Neuer Atom-Abrüstungsvertrag Russen drohen mit Ausstieg
06.04.2010, 13:27 UhrDer neue Atom-Abrüstungsvertrag soll noch diese Woche unterzeichnet werden. Doch Russlands Außenminister Lawrow stellt plötzlich Forderungen: Sollten die Amerikaner mit ihrem Raketenabwehrsystem zu weit gehen, würde man den Kontrakt wieder kündigen. Derweil verhandeln die Russen mit Venezuela über neue Waffenlieferungen.
Kurz vor Unterzeichnung eines neuen atomaren Abrüstungsvertrags hat Russland die USA aufgefordert, auf das US-Raketenabwehrprojekt in Bulgarien und Rumänien zu verzichten. "Dieser einseitige Plan trägt nicht zum Dialog bei", sagte der russische Außenminister Sergej Lawrow. Am Donnerstag wollen Kremlchef Dmitri Medwedew und US-Präsident Barack Obama in Prag ein neues atomares Abrüstungsabkommen unterzeichnen. Darin haben beide Länder vereinbart, die Zahl der Atomsprengköpfe auf jeweils 1550 zu senken.

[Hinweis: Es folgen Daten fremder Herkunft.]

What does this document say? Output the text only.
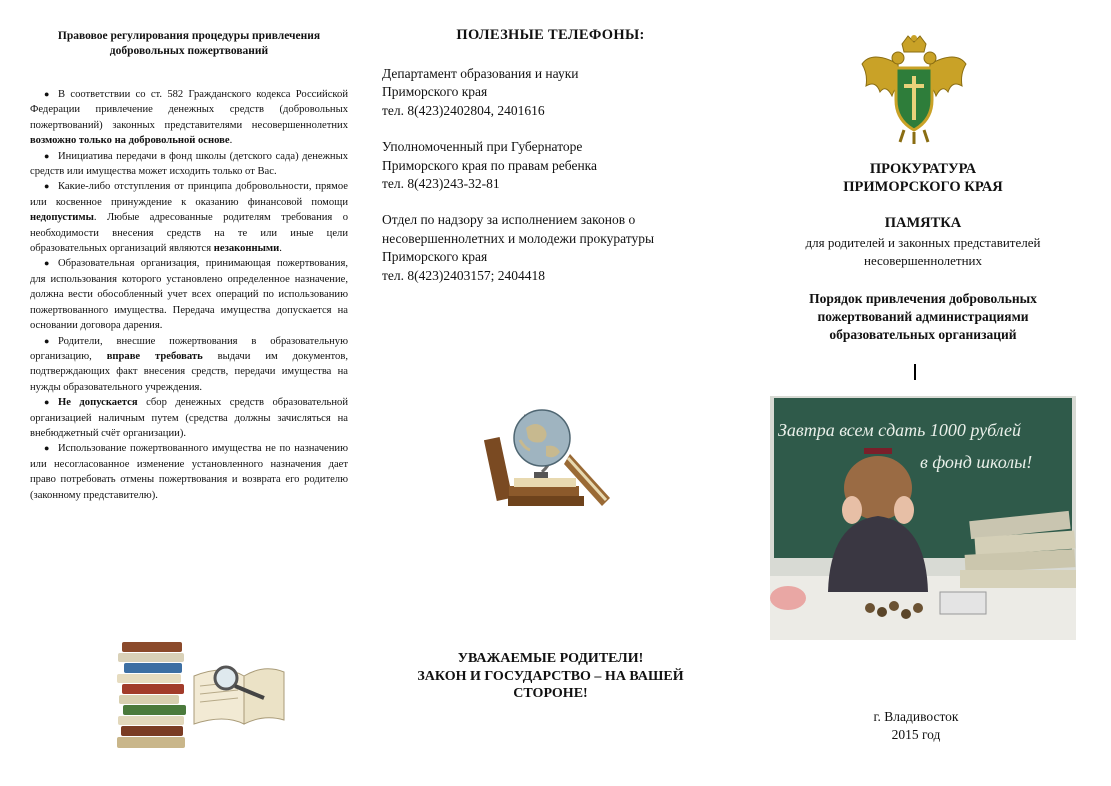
Правовое регулирования процедуры привлечения добровольных пожертвований
● В соответствии со ст. 582 Гражданского кодекса Российской Федерации привлечение денежных средств (добровольных пожертвований) законных представителями несовершеннолетних возможно только на добровольной основе.
● Инициатива передачи в фонд школы (детского сада) денежных средств или имущества может исходить только от Вас.
● Какие-либо отступления от принципа добровольности, прямое или косвенное принуждение к оказанию финансовой помощи недопустимы. Любые адресованные родителям требования о необходимости внесения средств на те или иные цели образовательных организаций являются незаконными.
● Образовательная организация, принимающая пожертвования, для использования которого установлено определенное назначение, должна вести обособленный учет всех операций по использованию пожертвованного имущества. Передача имущества допускается на основании договора дарения.
● Родители, внесшие пожертвования в образовательную организацию, вправе требовать выдачи им документов, подтверждающих факт внесения средств, передачи имущества на нужды образовательного учреждения.
● Не допускается сбор денежных средств образовательной организацией наличным путем (средства должны зачисляться на внебюджетный счёт организации).
● Использование пожертвованного имущества не по назначению или несогласованное изменение установленного назначения дает право потребовать отмены пожертвования и возврата его родителю (законному представителю).
ПОЛЕЗНЫЕ ТЕЛЕФОНЫ:
Департамент образования и науки
Приморского края
тел. 8(423)2402804, 2401616
Уполномоченный при Губернаторе
Приморского края по правам ребенка
тел. 8(423)243-32-81
Отдел по надзору за исполнением законов о
несовершеннолетних и молодежи прокуратуры
Приморского края
тел. 8(423)2403157; 2404418
УВАЖАЕМЫЕ РОДИТЕЛИ!
ЗАКОН И ГОСУДАРСТВО – НА ВАШЕЙ
СТОРОНЕ!
ПРОКУРАТУРА
ПРИМОРСКОГО КРАЯ
ПАМЯТКА
для родителей и законных представителей
несовершеннолетних
Порядок привлечения добровольных
пожертвований администрациями
образовательных организаций
Завтра всем сдать 1000 рублей
в фонд школы!
г. Владивосток
2015 год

Lawrow appellierte auch an Washington, die Entwicklung konventioneller strategischer Offensivwaffen einzustellen. "Dieses Arsenal kann die gesamte Lage destabilisieren. Das ist ein ernstes Thema." Lawrow sagte, er rechne nach dem Gipfel in der tschechischen Hauptstadt mit einer Ratifizierung des Vertrags durch die Parlamente in den USA und in Russland "bis Ende April". Moskau hoffe, dass von dem Prager Abkommen Signalwirkung ausgehe und sich andere Staaten anschließen würden.

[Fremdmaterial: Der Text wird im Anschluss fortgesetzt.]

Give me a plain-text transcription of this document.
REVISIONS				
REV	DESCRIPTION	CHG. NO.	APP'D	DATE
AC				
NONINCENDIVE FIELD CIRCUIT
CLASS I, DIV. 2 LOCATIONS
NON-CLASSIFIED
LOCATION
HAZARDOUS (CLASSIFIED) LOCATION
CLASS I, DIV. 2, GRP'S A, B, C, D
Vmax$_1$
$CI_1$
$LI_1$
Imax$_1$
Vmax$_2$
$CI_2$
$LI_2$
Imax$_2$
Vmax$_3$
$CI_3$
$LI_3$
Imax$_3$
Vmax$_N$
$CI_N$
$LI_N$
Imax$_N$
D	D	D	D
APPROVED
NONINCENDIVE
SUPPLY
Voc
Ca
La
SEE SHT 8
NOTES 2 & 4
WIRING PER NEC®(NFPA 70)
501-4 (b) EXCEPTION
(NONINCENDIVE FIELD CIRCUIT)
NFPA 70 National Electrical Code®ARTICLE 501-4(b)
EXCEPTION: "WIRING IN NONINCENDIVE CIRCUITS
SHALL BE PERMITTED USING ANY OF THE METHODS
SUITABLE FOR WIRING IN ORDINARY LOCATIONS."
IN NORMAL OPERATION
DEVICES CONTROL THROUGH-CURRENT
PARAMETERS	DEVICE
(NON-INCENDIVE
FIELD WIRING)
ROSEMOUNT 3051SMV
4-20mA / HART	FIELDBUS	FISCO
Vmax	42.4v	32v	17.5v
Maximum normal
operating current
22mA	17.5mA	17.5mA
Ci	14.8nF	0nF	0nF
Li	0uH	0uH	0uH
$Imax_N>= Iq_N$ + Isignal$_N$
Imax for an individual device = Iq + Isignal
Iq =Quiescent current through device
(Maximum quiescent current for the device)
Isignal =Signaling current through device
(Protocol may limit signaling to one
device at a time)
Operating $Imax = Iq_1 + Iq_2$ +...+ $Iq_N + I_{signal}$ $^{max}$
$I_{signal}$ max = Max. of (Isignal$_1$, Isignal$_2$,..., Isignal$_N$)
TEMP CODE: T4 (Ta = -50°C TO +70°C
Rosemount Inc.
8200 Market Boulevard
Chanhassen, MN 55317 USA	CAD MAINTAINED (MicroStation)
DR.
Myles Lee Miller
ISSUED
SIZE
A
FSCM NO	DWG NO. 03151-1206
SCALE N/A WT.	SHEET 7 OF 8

"Russland hat das Recht zu kündigen"
Der Außenminister wird Medienberichten zufolge mit Medwedew nach Prag reisen und dort mit seiner US-Amtskollegin Hillary Clinton sprechen, unter anderem auch über das umstrittene Atomprogramm des Iran. Russland hat Sanktionen gegen die Führung in Teheran zuletzt nicht mehr völlig ausgeschlossen.

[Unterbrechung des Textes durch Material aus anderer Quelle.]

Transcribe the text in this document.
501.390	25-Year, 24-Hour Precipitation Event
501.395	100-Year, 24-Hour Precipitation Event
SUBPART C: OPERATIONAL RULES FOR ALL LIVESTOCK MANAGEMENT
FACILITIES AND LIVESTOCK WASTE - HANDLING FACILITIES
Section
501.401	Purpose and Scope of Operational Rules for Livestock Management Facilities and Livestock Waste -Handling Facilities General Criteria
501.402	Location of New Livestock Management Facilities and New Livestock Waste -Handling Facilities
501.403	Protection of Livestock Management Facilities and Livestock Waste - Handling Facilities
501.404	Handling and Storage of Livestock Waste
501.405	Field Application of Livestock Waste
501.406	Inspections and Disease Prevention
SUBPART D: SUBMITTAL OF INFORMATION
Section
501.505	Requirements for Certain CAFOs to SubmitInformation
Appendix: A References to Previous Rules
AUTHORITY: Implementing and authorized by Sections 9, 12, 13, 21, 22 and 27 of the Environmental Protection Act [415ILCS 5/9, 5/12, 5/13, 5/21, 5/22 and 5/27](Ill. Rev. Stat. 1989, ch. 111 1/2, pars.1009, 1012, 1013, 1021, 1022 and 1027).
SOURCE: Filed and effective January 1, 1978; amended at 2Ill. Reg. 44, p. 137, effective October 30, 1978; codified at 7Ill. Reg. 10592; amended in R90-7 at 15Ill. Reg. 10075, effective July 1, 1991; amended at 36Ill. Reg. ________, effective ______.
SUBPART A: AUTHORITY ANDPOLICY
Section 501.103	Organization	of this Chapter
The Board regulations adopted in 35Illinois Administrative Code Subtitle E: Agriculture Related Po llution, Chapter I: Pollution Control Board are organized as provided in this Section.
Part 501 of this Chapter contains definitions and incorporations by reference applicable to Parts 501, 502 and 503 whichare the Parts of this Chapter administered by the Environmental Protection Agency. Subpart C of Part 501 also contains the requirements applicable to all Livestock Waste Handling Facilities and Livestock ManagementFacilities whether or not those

Der neue Abrüstungsvertrag mit den USA zeugt nach Aussage des russischen Außenministers von einer "neuen Ebene des Vertrauens" der einstigen Gegner des Kalten Krieges. Russland behalte sich jedoch das Recht vor, aus dem Vertrag auszusteigen, sollten Moskau die US-Pläne zur Raketenabwehr zu weit gehen, sagte Lawrow. "Russland hat das Recht, den START-Vertrag zu kündigen, wenn ein quantitativer und qualitativer Aufbau des strategischen US-Anti-Raketen-Potenzials die Wirksamkeit von Russlands strategischen Atomwaffen maßgeblich beeinträchtigt."
Zugleich unterstrich er, dass das Nachfolgeabkommen des im Dezember ausgelaufenen START-Vertrags den nationalen Interessen beider Seiten gerecht werde. Während der 1991 geschlossene Kontrakt zwischen den USA und der Sowjetunion vieles enthalten habe, das einen "benachteiligenden Charakter" für Moskau gehabt habe, sei dies im neuen Vertrag "vollkommen vermieden" worden.
Neue Waffen für Chavez
Der russische Ministerpräsident Wladimir Putin hat unterdessen Waffenverkäufe im Milliardenwert an Venezuela in Aussicht gestellt. "Unsere Delegation ist gerade aus Venezuela zurückgekehrt. Das Gesamtvolumen der Bestellungen könnte die Fünf-Milliarden-Dollar übertreffen", sagte Putin. Es seien noch keine Verträge unterschrieben worden. Laut der Nachrichtenagentur RIA ist in der Gesamtsumme eine Kreditlinie von 2,2 Milliarden Dollar für russische Waffen enthalten, die Chavez bereits im September erhalten hat.
Die USA äußerten sich besorgt über die mögliche Verbreitung von Waffen, die auf ein solch großes Geschäft folgen könne. Allein seit 2005 hat Chavez rund vier Milliarden Dollar für russische Kampfjets, Hubschrauber und Maschinengewehre ausgegeben. Chavez ist ein lautstarker Kritiker der US-Militärpräsenz im Nachbarland Kolumbien. Trotz der Spannungen ist Venezuela einer wichtigsten Öl-Lieferanten der USA.